The US electricity grid’s distribution systems are increasingly at risk from cyberattacks, according to the Government Accountability Office (GAO).

The systems carry electricity from transmission systems to consumers and are regulated primarily by states.

However, they are growing more vulnerable, in part because of industrial control systems’ increasing connectivity, according to the GAO. As a result, threat actors can use multiple techniques to access those systems and potentially disrupt operations.

The GAO pointed out that the US Department of Energy, as the lead federal agency for the energy sector, has developed plans to help combat these threats and implement the national cybersecurity strategy for the grid. However, it said:

“DOE’s plans do not address distribution systems’ vulnerabilities related to supply chains. By not having plans that address the improvement to grid distribution systems’ cybersecurity, DOE’s plans will likely be of limited use in prioritizing federal support to states and industry.”

Instead, the GAO recommends that, in developing plans to implement the national cybersecurity strategy for the grid, DOE coordinates with the Department of Homeland Security, states, and industry to more fully address risks to the grid’s distribution systems from cyberattacks.

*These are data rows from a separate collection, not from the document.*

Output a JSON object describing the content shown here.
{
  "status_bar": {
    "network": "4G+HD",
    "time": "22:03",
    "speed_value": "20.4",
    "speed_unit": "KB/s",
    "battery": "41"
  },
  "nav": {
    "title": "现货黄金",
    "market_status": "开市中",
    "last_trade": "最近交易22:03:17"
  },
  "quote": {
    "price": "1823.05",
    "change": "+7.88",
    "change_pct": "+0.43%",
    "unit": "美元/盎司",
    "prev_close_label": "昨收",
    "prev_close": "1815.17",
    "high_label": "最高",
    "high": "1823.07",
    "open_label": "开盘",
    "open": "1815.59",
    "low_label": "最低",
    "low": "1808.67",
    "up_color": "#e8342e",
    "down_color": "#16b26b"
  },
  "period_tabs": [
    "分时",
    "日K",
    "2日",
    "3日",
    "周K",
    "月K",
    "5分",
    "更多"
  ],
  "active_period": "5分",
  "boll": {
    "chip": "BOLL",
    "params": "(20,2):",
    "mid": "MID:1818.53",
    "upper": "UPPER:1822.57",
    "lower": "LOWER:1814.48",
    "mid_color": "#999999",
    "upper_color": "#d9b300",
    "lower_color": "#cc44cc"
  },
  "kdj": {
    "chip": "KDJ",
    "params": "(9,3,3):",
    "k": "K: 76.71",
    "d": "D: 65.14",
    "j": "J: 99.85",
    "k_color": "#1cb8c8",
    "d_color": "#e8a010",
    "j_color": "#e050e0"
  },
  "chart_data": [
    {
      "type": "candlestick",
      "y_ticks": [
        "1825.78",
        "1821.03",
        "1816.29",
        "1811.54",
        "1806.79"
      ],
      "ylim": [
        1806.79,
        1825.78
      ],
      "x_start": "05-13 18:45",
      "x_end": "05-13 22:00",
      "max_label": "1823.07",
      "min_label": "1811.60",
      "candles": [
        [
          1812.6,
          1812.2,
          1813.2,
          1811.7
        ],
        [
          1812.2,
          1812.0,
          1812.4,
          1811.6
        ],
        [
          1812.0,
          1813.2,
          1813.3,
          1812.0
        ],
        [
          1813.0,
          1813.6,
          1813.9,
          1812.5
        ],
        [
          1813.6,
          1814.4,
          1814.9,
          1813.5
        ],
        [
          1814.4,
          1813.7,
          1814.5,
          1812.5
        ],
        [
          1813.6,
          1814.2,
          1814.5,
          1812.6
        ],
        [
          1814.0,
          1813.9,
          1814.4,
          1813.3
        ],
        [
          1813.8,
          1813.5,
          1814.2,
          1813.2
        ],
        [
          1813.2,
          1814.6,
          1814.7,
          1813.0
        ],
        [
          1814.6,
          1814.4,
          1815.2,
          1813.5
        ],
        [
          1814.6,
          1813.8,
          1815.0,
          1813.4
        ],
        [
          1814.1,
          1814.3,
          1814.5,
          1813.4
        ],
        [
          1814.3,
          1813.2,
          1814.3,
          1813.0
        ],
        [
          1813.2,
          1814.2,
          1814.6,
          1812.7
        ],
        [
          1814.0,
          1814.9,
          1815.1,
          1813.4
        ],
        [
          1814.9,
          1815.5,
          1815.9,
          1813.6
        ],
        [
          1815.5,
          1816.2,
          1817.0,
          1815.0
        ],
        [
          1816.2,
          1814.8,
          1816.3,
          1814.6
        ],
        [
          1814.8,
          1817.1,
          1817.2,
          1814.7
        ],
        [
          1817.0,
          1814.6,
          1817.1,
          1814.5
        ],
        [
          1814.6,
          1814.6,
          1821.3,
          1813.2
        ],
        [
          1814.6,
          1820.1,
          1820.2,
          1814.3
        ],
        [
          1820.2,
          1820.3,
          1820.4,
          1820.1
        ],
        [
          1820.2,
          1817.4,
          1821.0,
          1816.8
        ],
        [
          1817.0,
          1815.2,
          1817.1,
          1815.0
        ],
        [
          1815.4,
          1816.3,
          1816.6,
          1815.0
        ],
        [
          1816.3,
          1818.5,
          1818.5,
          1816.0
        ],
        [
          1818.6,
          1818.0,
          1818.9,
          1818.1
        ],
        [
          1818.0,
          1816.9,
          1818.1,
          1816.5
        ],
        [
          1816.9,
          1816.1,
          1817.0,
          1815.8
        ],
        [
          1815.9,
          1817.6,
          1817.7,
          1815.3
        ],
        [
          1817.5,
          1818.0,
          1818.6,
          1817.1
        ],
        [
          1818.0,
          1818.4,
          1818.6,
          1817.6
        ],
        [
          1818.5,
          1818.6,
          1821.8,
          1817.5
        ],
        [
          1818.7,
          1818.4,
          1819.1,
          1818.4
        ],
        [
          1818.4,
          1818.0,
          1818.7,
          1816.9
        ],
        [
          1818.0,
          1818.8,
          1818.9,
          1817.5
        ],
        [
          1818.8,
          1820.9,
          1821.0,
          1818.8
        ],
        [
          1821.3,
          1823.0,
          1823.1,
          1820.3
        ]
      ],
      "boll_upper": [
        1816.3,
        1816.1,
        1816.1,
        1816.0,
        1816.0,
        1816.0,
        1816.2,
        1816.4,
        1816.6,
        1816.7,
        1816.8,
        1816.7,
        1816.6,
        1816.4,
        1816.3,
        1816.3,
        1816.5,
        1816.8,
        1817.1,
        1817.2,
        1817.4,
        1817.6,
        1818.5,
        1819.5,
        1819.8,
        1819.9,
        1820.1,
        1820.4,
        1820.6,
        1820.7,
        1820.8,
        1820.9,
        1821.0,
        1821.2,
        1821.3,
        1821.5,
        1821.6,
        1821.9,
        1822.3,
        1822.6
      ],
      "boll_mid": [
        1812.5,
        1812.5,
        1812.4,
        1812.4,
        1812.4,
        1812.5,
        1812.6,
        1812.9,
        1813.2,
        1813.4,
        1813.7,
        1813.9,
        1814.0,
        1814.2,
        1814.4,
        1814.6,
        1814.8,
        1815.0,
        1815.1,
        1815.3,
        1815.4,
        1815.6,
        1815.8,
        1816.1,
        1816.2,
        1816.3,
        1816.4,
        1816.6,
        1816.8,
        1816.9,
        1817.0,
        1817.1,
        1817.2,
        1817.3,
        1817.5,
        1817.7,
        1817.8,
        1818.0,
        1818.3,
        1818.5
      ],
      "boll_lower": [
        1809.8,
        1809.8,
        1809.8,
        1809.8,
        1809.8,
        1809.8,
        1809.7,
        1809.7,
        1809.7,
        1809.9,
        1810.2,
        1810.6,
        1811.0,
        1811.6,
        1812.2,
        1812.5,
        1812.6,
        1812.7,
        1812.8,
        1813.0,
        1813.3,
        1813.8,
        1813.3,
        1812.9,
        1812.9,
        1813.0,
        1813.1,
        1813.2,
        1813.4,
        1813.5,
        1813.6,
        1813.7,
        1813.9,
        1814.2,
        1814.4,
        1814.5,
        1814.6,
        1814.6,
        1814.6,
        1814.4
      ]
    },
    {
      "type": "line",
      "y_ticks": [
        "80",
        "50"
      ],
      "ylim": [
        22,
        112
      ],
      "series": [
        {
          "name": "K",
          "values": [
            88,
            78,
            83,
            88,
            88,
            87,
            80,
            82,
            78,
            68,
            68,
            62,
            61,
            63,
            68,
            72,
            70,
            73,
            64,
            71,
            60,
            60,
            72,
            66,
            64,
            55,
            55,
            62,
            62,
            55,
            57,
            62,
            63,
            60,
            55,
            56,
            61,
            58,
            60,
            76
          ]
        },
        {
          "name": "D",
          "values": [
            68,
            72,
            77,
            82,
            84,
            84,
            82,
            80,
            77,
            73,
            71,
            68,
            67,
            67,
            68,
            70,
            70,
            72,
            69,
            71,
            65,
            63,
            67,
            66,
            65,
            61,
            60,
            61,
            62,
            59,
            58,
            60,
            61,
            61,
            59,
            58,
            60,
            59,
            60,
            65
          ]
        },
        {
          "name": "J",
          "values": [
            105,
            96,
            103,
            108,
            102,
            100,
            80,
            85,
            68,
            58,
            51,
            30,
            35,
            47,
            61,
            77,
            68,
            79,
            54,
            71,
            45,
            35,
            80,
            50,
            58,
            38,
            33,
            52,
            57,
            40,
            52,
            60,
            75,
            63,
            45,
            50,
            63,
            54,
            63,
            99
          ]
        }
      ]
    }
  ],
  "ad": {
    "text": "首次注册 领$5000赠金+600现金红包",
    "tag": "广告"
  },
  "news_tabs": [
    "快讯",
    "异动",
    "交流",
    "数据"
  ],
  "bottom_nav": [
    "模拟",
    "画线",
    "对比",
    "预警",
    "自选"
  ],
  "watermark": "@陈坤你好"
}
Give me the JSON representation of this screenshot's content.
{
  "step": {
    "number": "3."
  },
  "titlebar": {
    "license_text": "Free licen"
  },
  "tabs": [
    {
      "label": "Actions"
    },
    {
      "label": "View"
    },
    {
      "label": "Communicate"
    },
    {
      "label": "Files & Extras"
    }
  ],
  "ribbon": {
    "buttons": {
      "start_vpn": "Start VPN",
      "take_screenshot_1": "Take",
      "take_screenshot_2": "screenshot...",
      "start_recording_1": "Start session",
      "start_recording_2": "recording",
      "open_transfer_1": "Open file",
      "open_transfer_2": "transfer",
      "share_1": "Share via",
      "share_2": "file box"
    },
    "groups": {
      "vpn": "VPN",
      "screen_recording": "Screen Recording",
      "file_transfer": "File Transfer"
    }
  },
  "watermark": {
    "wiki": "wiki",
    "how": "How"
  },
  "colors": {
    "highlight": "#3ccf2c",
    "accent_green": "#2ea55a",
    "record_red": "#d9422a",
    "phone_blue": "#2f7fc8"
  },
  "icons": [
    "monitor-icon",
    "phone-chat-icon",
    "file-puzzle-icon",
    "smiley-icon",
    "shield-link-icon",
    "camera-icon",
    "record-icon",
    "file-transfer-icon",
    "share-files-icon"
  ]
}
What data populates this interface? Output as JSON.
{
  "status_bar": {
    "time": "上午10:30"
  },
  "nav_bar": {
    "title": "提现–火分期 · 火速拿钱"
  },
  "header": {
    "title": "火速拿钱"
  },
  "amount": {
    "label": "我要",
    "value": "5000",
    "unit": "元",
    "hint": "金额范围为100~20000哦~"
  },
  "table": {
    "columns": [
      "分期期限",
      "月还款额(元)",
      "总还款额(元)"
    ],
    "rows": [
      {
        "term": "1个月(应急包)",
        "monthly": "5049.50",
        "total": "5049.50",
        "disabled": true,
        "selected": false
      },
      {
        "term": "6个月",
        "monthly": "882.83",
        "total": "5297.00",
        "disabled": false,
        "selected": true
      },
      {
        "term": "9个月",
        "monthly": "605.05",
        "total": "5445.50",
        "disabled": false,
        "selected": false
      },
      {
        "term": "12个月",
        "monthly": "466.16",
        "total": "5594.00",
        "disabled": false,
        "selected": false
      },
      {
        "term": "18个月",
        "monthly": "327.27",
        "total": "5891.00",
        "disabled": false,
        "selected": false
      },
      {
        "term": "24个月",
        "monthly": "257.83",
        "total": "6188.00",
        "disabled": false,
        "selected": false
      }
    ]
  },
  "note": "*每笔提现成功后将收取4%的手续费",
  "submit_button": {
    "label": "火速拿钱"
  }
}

The vulnerability of the US energy sector to cyberattacks has been a live issue since 2021, when the CEO of US energy company Colonial Pipeline acknowledged that his company paid a multi-million ransom to cyber-criminals.

Speaking to the Wall Street Journal at the time, Joseph Blount justified the $4.4 million payment by saying that executives were unsure how badly its systems were breached or how long it would take to restore the pipeline.

The 5,500-mile Colonial Pipeline Co system was temporarily closed after one of the most disruptive cyberattacks on record, preventing millions of barrels of gasoline, diesel and jet fuel from flowing to the East Coast from the Gulf Coast.

The ransomware attack came just ahead of the Memorial Day holiday weekend at the end of May, the traditional start of peak-demand summer driving season.

The Southeast US bore the brunt of the outage, as the region is almost entirely without refineries.

According to reports, panic buying caused 90% of fuel stations in Washington, DC to run out. Outages in North Carolina fell to about 50%, and outages in South Carolina, Georgia and Virginia were under 50%, GasBuddy said.

The FBI officially confirmed that DarkSide was responsible for compromising Colonial Pipeline’s networks, saying that it was continuing to work with the firm and other government agencies on the investigation.